Je conclurai si vous le voulez bien mon intervention sur quelques considérations intéressant la gouvernance de notre collectivité et le pilotage de son administration.

L'esprit de dialogue, d'ouverture, de transparence et de concertation qui a présidé à la préparation, au déroulement et à la restitution des états généraux, ne s'arrêtera pas demain. Il continuera à imprégner et à guider nos politiques. Nous informerons régulièrement la population et nos partenaires de l'état d'avancement de notre projet. Mais nous ne nous contenterons pas de cela. Nous sommes bien résolus à continuer de les solliciter et de leur demander leur avis pour qu'ils nous aident à tenir notre cap. Ainsi, nous mettrons en place dès cette année des groupes de projet composés d'usagers représentatifs de la population du département. Nous discuterons avec eux de nos politiques, nous expliciterons nos choix, nous rendrons compte en toute transparence des résultats obtenus. Et nous nous soumettrons à leurs critiques et à leur jugement. Nos concitoyens manifestent la volonté d'être plus fréquemment associés aux décisions qui les concernent. Nous ne les décevrons pas.

Pour améliorer l'efficacité de nos politiques, nous devons également gagner en transversalité. Nos modes d'interventions sont encore trop cloisonnés entre directions, entre services et parfois aussi entre élus. Dans le cadre de la mise en oeuvre de notre projet, nous constituerons des programmes d'actions transcendant les clivages organisationnels.
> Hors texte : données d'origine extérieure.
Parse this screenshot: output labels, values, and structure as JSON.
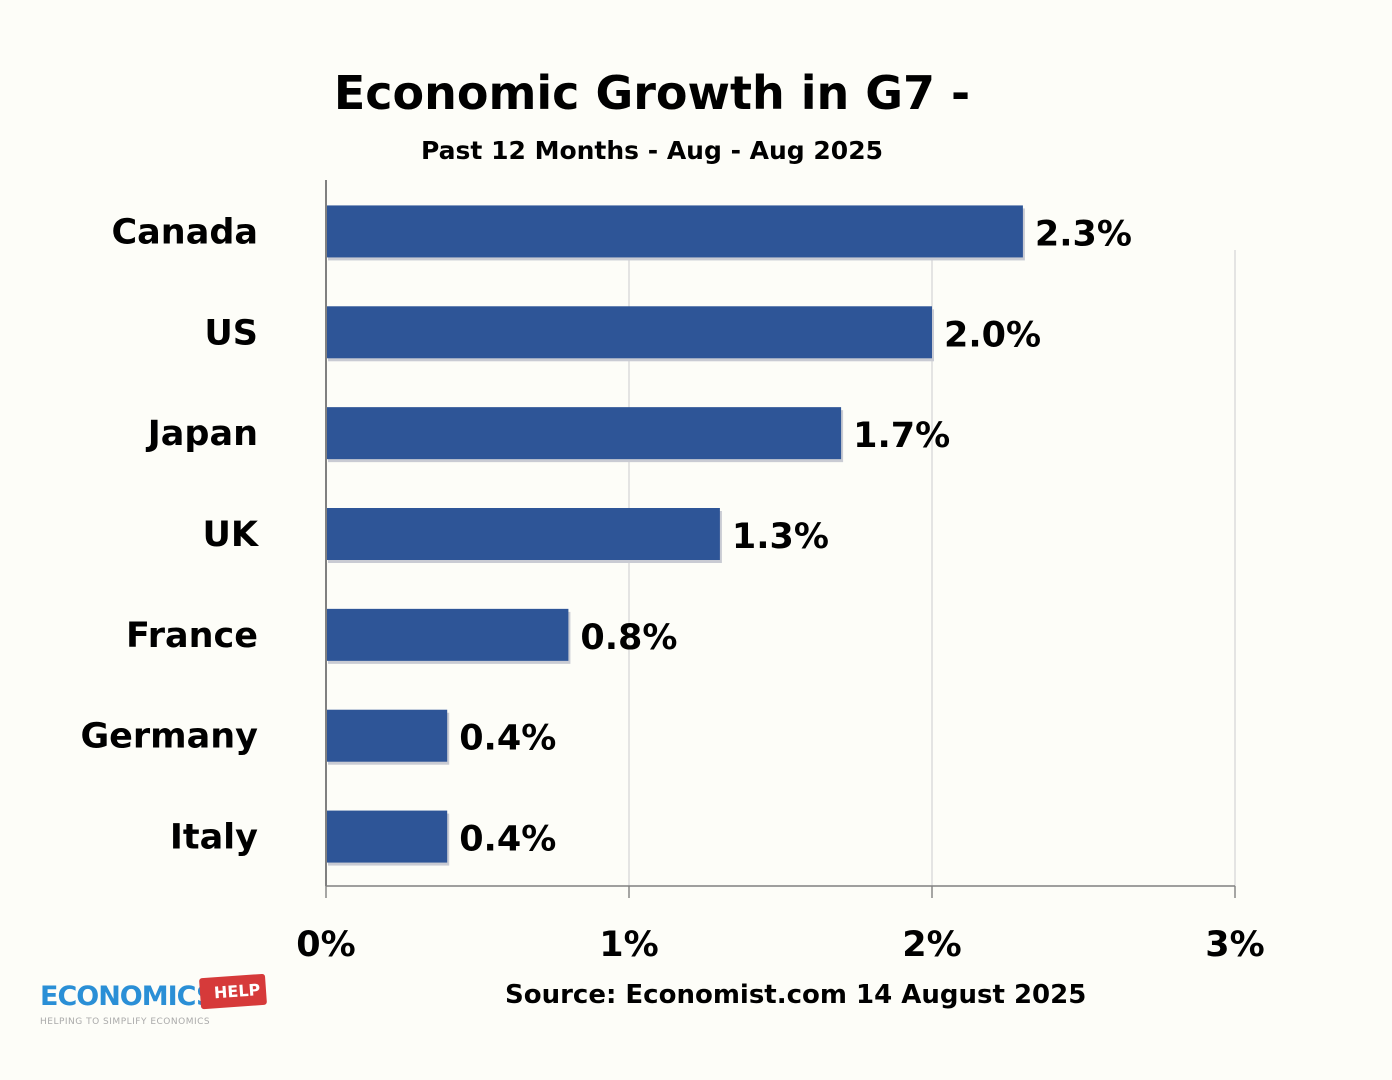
{
  "chart_data": {
    "type": "bar",
    "orientation": "horizontal",
    "title": "Economic Growth in G7 -",
    "subtitle": "Past 12 Months - Aug - Aug 2025",
    "categories": [
      "Canada",
      "US",
      "Japan",
      "UK",
      "France",
      "Germany",
      "Italy"
    ],
    "values": [
      2.3,
      2.0,
      1.7,
      1.3,
      0.8,
      0.4,
      0.4
    ],
    "data_labels": [
      "2.3%",
      "2.0%",
      "1.7%",
      "1.3%",
      "0.8%",
      "0.4%",
      "0.4%"
    ],
    "xlim": [
      0,
      3
    ],
    "x_ticks": [
      0,
      1,
      2,
      3
    ],
    "x_tick_labels": [
      "0%",
      "1%",
      "2%",
      "3%"
    ],
    "xlabel": "",
    "ylabel": "",
    "grid": "vertical",
    "bar_color": "#2e5597",
    "source": "Source: Economist.com 14 August 2025"
  },
  "logo": {
    "text": "ECONOMICS",
    "badge": "HELP",
    "tagline": "HELPING TO SIMPLIFY ECONOMICS"
  }
}
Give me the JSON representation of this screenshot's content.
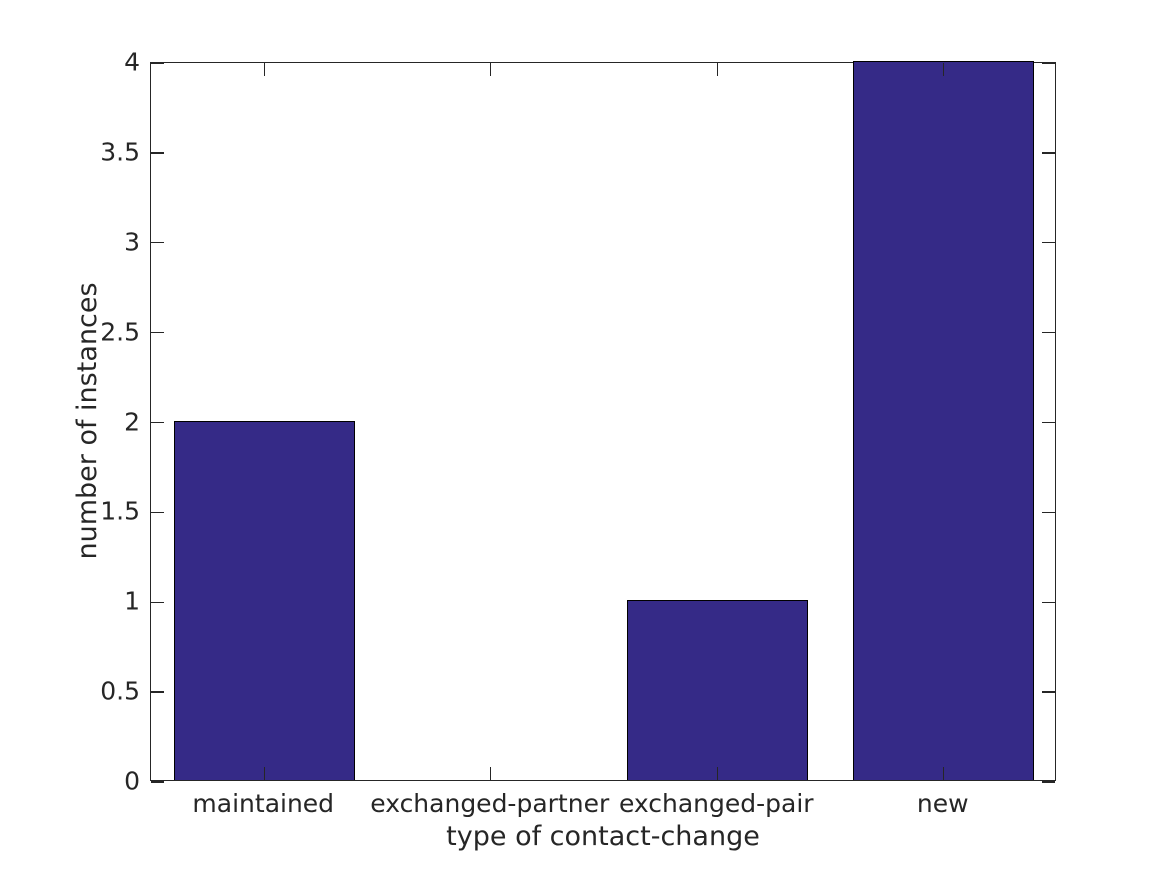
{
  "figure": {
    "background": "#ffffff"
  },
  "chart_data": {
    "type": "bar",
    "title": "",
    "categories": [
      "maintained",
      "exchanged-partner",
      "exchanged-pair",
      "new"
    ],
    "values": [
      2,
      0,
      1,
      4
    ],
    "xlabel": "type of contact-change",
    "ylabel": "number of instances",
    "ylim": [
      0,
      4
    ],
    "yticks": [
      0,
      0.5,
      1,
      1.5,
      2,
      2.5,
      3,
      3.5,
      4
    ],
    "ytick_labels": [
      "0",
      "0.5",
      "1",
      "1.5",
      "2",
      "2.5",
      "3",
      "3.5",
      "4"
    ],
    "bar_width_fraction": 0.8,
    "bar_color": "#352a87",
    "bar_edge_color": "#000000",
    "axis_color": "#262626",
    "text_color": "#262626",
    "grid": false,
    "legend": null,
    "box": true,
    "ticks_direction": "in"
  }
}
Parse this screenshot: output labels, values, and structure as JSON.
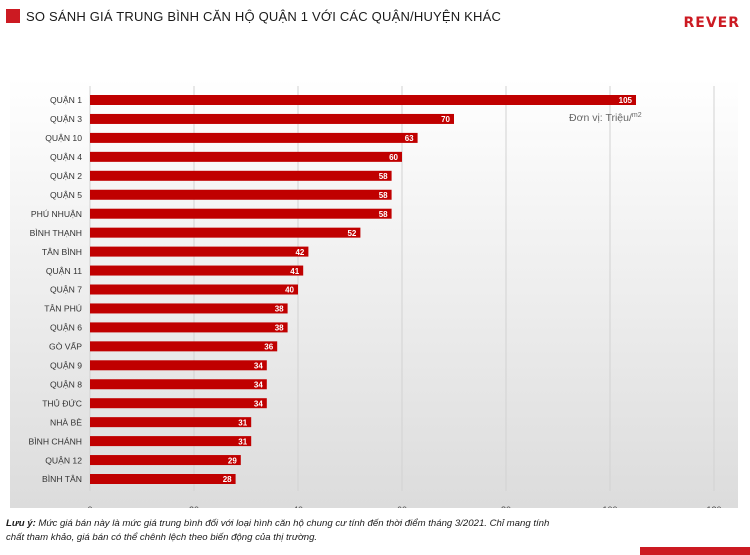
{
  "header": {
    "title": "SO SÁNH GIÁ TRUNG BÌNH CĂN HỘ QUẬN 1 VỚI CÁC QUẬN/HUYỆN KHÁC",
    "logo": "REVER"
  },
  "colors": {
    "bar": "#c00000",
    "accent": "#cc1a22"
  },
  "chart_data": {
    "type": "bar",
    "orientation": "horizontal",
    "title": "SO SÁNH GIÁ TRUNG BÌNH CĂN HỘ QUẬN 1 VỚI CÁC QUẬN/HUYỆN KHÁC",
    "unit_label": "Đơn vị: Triệu/",
    "unit_sup": "m2",
    "categories": [
      "QUẬN 1",
      "QUẬN 3",
      "QUẬN 10",
      "QUẬN 4",
      "QUẬN 2",
      "QUẬN 5",
      "PHÚ NHUẬN",
      "BÌNH THẠNH",
      "TÂN BÌNH",
      "QUẬN 11",
      "QUẬN 7",
      "TÂN PHÚ",
      "QUẬN 6",
      "GÒ VẤP",
      "QUẬN 9",
      "QUẬN 8",
      "THỦ ĐỨC",
      "NHÀ BÈ",
      "BÌNH CHÁNH",
      "QUẬN 12",
      "BÌNH TÂN"
    ],
    "values": [
      105,
      70,
      63,
      60,
      58,
      58,
      58,
      52,
      42,
      41,
      40,
      38,
      38,
      36,
      34,
      34,
      34,
      31,
      31,
      29,
      28
    ],
    "xlim": [
      0,
      120
    ],
    "xticks": [
      0,
      20,
      40,
      60,
      80,
      100,
      120
    ],
    "grid": true,
    "data_labels": true
  },
  "note": {
    "label": "Lưu ý:",
    "text": " Mức giá bán này là mức giá trung bình đối với loại hình căn hộ chung cư tính đến thời điểm tháng 3/2021. Chỉ mang tính chất tham khảo, giá bán có thể chênh lệch theo biến động của thị trường."
  }
}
La réalisation de la trame verte et l'aménagement des berges de la Seine requiert une collaboration étroite entre les services de l'environnement et les services chargés des infrastructures. L'insertion des allocataires du RMI nécessite l'implication de la direction de la vie sociale mais aussi de la direction en charge du développement économique et de la formation. La promotion d'une action coordonnée en faveur du développement durable concerne toutes les directions et tous les membres du collège exécutif. A chaque programme d'actions sera associé un responsable bien identifié à la fois dans la sphère politique et dans la sphère administrative. Ces programmes, qui rassembleront les différents moyens d'action mobilisés, seront systématiquement assortis d'objectifs de résultats et d'indicateurs permettant d'en apprécier le degré de réalisation.

Mesdames et Messieurs, ces états généraux n'auront pas seulement été le préalable à l'élaboration d'un nouveau projet pour le département. Ils auront aussi inauguré les principes d'une gouvernance rénovée, je dirais même d'une nouvelle démocratie départementale, dont je tenterai d'être le garant.